I’m In Love Again
Fats Domino (1928–2017); Dave Bartholomew (1918–2019)
Not to be confused with Cole Porter’s song of the same name. Up to this point (spring 1956), the White cover of an R&B hit would always outsell the original version, with the exception of Chuck Berry’s “Maybellene”––oddly, a lot of people assumed Chuck Berry was white. But in this case, although the song was widely covered, none outsold Fats Domino. 1956 was a huge breakthrough. This was the year I had four new heroes: Little Richard, Ray Charles, Chuck Berry, and Fats Domino. I liked dozens of other R&B stars, but they were my main men.
Co-writer Dave Bartholomew started one of the early “jump” groups—a small group that played music you could dance to. Another jump band pioneer was Johnny Otis, on the West Coast. I believe the first jump band was led by Louis Jordan in the early 1940s.
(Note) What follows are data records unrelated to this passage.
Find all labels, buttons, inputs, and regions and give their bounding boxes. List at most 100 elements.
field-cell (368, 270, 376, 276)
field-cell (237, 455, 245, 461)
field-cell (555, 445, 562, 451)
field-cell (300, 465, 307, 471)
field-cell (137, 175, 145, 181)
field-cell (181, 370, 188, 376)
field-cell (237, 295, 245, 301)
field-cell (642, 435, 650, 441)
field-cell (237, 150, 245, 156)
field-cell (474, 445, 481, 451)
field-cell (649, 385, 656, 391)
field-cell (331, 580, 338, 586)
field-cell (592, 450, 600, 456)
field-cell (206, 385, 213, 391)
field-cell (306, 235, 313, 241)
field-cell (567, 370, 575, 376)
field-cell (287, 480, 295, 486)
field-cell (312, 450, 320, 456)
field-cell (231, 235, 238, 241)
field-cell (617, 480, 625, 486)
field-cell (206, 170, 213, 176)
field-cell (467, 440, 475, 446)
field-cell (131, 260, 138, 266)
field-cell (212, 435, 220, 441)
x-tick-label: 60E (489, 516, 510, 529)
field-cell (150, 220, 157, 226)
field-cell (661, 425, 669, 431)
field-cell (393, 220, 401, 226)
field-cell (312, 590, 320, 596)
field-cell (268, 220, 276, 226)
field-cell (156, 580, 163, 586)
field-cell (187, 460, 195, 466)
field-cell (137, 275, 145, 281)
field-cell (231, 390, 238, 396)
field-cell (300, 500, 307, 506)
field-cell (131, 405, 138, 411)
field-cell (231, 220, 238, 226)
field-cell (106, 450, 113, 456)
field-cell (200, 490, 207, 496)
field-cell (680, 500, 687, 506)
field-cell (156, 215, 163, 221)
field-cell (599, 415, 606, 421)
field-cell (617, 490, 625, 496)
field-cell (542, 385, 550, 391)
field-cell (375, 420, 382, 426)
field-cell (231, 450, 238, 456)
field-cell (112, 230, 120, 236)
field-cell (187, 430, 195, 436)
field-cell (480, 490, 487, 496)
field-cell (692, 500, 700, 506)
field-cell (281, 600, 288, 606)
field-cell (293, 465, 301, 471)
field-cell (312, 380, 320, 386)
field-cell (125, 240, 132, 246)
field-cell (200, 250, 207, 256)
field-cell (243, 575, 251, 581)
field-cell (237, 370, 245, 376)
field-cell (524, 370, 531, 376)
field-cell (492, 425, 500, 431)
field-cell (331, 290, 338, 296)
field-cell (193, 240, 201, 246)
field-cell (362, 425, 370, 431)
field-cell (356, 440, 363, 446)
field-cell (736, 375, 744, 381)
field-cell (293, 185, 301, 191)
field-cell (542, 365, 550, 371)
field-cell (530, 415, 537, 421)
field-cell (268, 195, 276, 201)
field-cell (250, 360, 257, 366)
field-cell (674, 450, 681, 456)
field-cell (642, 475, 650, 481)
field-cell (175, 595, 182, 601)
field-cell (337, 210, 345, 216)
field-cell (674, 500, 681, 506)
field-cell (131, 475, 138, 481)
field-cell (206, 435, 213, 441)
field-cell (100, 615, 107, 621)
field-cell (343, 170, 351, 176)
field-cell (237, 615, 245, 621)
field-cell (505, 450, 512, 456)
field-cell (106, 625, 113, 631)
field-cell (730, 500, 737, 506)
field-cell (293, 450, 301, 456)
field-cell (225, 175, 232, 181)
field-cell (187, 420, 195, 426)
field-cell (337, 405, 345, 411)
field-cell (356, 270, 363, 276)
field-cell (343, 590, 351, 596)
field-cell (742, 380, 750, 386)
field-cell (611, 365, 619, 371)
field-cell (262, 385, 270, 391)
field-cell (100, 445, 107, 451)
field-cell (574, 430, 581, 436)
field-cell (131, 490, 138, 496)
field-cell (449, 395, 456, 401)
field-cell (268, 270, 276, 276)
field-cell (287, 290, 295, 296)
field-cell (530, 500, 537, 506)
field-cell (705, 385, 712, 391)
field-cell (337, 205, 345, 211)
After World War II, the big bands faded fast when the crowds began to spend their postwar money on cars and appliances that had not been available before. At the same time, bebop replaced swing, and I had been under the impression that, for the first time, people no longer danced to jazz. But a Facebook “friend” informed me that the new postwar cabaret laws in New York City made dancing in clubs illegal, just as bebop was coming in. So, there was no dancing to bebop in New York. But in Detroit, among other places, hepcats were dancing to Charlie Parker, employing moves as wild and radical as the new music. I’d kill to have seen that. But dancing to the new jazz faded, until it even became uncool to tap your feet to the music.